For this compound, a decomposition of the large S2p peak (Fig. 1) needs at least two doublets in order to fit the experimental curve:

• the 160.5–161.7 eV doublet (1) is attributed to non-bridging sulfur atoms (nbS).

• the 161.3–162.5 eV doublet (2) corresponds to bridging sulfur atoms (bS).

It is of interest to note that the relative magnitudes of the two doublets (nbS:67%–bS:33%) are in very good agreement with the compound stoichiometry.


S2p core peaks for α-GeS2, Na2S, Ag2S and Na2GeS3; doublet 1-1:nbS; doublet 2-2:bS.
Fig. 1 S2p core peaks for α-GeS2, Na2S, Ag2S and Na2GeS3; doublet 1-1:nbS; doublet 2-2:bS.
Table 1 Binding energies (eV) for the Ge3p and S2p core peaks for the thiogermanate glasses and reference compounds; full widths at half maximum are given in parentheses
Compounds E b Ge3p3/2−1/2/eV E b S2p3/2−1/2/eV Relative atomic percentages
α-GeS2 124.2 (2.7)–128.4 (2.7) 162.8 (1.0)–164.0 (1.0) bS:100% [100%]
Na2S   160.0 (1.0)–161.2 (1.0)  
Ag2S   161.1 (1.0)–162.3 (1.0)  
0.25 Na2S–0.75 GeS2 (Na2S–3GeS2) 123.8 (2.7)–128.0 (2.7) 161.5 (1.0)–162.7 (1.0) nbS:32% [29%]
    162.5 (1.0)–163.7 (1.0) bS:68% [71%]
0.50 Na2S–0.50 GeS2 (Na2GeS3) 123.0 (2.7)–127.2 (2.7) 160.5 (1.2)–161.7 (1.2) nbS:67% [67%]
    161.3 (1.2)–162.5 (1.2) bS:33% [33%]
0.25 Ag2S–0.75 GeS2 (Ag2S–3GeS2) 123.6 (2.9)–127.7 (2.9) 161.5 (1.3)–162.7 (1.3) nbS:28% [29%]
    162.0 (1.3)–163.2 (1.3) bS:72% [71%]
0.50 Ag2S–0.50 GeS2 (Ag2GeS3) 123.6 (2.8)–127.8 (2.8) 161.5 (1.0)–162.7 (1.0) nbS:66% [67%]
    162.0 (1.0)–163.2 (1.0) bS:33% [33%]


3.1.1. Sodium thiogermanate glasses. Among sodium thiogermanate glasses xNa2S-(1 − x)GeS2, two compositions were studied (x = 0.25 and x = 0.5). Their S2p XPS spectra are reported in Fig. 2.
S2p core peaks for xNa2S-(1 −
							x)GeS2 and xAg2S-(1 −
							x)GeS2
							(x
							= 0.25, 0.5) glasses; doublet 1, 1:nbS; doublet 2, 2:bS.
Fig. 2 S2p core peaks for xNa2S-(1 − x)GeS2 and xAg2S-(1 − x)GeS2 (x = 0.25, 0.5) glasses; doublet 1, 1:nbS; doublet 2, 2:bS.

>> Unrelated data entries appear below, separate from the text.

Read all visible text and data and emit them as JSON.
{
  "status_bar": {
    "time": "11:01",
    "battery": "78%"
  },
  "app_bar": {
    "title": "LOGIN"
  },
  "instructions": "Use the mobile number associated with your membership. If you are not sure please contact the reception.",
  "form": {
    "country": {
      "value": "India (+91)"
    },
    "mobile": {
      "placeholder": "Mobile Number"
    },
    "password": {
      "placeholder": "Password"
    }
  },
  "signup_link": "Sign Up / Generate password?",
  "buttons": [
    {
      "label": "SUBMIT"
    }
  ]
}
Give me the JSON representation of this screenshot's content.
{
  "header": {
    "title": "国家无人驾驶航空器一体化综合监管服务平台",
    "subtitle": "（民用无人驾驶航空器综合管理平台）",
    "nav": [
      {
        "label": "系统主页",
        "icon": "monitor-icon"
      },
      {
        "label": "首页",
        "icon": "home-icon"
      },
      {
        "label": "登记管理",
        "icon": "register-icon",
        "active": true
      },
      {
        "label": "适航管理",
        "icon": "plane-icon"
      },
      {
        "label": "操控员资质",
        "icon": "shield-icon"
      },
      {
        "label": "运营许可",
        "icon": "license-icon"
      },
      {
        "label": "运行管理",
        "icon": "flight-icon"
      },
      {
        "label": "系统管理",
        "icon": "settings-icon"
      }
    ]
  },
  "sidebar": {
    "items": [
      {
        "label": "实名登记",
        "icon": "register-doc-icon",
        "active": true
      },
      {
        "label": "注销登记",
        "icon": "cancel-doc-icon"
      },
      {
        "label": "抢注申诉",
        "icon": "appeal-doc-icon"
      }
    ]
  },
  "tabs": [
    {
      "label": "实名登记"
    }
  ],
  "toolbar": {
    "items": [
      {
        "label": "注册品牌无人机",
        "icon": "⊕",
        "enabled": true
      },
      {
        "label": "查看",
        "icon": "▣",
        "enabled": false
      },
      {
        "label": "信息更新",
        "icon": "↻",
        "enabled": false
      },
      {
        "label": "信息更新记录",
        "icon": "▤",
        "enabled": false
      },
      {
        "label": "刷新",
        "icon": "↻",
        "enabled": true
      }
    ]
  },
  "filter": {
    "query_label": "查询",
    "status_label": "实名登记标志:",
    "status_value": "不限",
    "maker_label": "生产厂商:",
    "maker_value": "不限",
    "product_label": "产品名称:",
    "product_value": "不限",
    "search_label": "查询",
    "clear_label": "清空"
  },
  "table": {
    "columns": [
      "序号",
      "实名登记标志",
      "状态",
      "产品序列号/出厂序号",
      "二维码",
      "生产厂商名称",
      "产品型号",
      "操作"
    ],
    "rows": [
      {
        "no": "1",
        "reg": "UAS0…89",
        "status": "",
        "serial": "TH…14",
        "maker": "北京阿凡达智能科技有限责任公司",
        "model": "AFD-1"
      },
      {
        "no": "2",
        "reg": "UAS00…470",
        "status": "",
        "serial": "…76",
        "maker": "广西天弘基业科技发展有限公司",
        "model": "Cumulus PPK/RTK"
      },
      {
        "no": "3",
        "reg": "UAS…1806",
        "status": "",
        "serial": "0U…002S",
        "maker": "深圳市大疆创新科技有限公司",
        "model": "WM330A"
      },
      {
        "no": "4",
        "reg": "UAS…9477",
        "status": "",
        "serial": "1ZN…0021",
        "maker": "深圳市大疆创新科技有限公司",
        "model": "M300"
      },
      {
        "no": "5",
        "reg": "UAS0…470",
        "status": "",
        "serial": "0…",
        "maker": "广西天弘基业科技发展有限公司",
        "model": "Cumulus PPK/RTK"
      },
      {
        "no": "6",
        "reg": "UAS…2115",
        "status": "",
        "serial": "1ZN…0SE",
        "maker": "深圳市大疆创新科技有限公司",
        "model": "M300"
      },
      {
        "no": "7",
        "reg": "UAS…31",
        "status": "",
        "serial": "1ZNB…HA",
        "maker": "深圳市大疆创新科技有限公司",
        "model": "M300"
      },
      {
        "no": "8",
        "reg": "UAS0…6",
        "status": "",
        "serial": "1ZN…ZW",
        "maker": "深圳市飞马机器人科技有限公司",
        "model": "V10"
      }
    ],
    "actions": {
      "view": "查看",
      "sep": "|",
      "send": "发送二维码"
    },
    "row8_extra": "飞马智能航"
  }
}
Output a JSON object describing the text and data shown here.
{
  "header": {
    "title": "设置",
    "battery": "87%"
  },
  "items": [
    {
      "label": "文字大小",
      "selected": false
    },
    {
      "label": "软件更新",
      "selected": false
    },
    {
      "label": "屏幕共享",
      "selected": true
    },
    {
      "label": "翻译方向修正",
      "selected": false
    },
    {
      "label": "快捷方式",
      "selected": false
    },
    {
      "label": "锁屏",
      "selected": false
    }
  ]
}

For the x = 0.25 composition, the S2p peak shape clearly shows the presence of two types of sulfur atoms. On the basis of the data obtained for GeS2 and Na2S, we can attribute the doublet (1) (161.5–162.7 eV) on the low binding energy (BE) side to nbS atoms, and the doublet (2) (162.5–163.7 eV) on the high BE side to bS atoms. To our knowledge, this result corresponds to the clearest discrimination of two types of bridging and non-bridging sulfur atoms in sulfide glasses.

For the x = 0.5 composition, the increase of alkali content in the glassy structure leads to a shift toward the lower BE side for the S2p and Ge3p peaks; no significant variation is observed for the Na1s core peak (1071.0 eV). A clear evolution of the S2p peak shape is observed when x increases. As previously, the doublets are attributed by comparison with reference materials. The doublet (1) (160.5–161.7 eV) corresponds to nbS atoms while the doublet (2) (161.3–162.5 eV) is attributed to bS atoms.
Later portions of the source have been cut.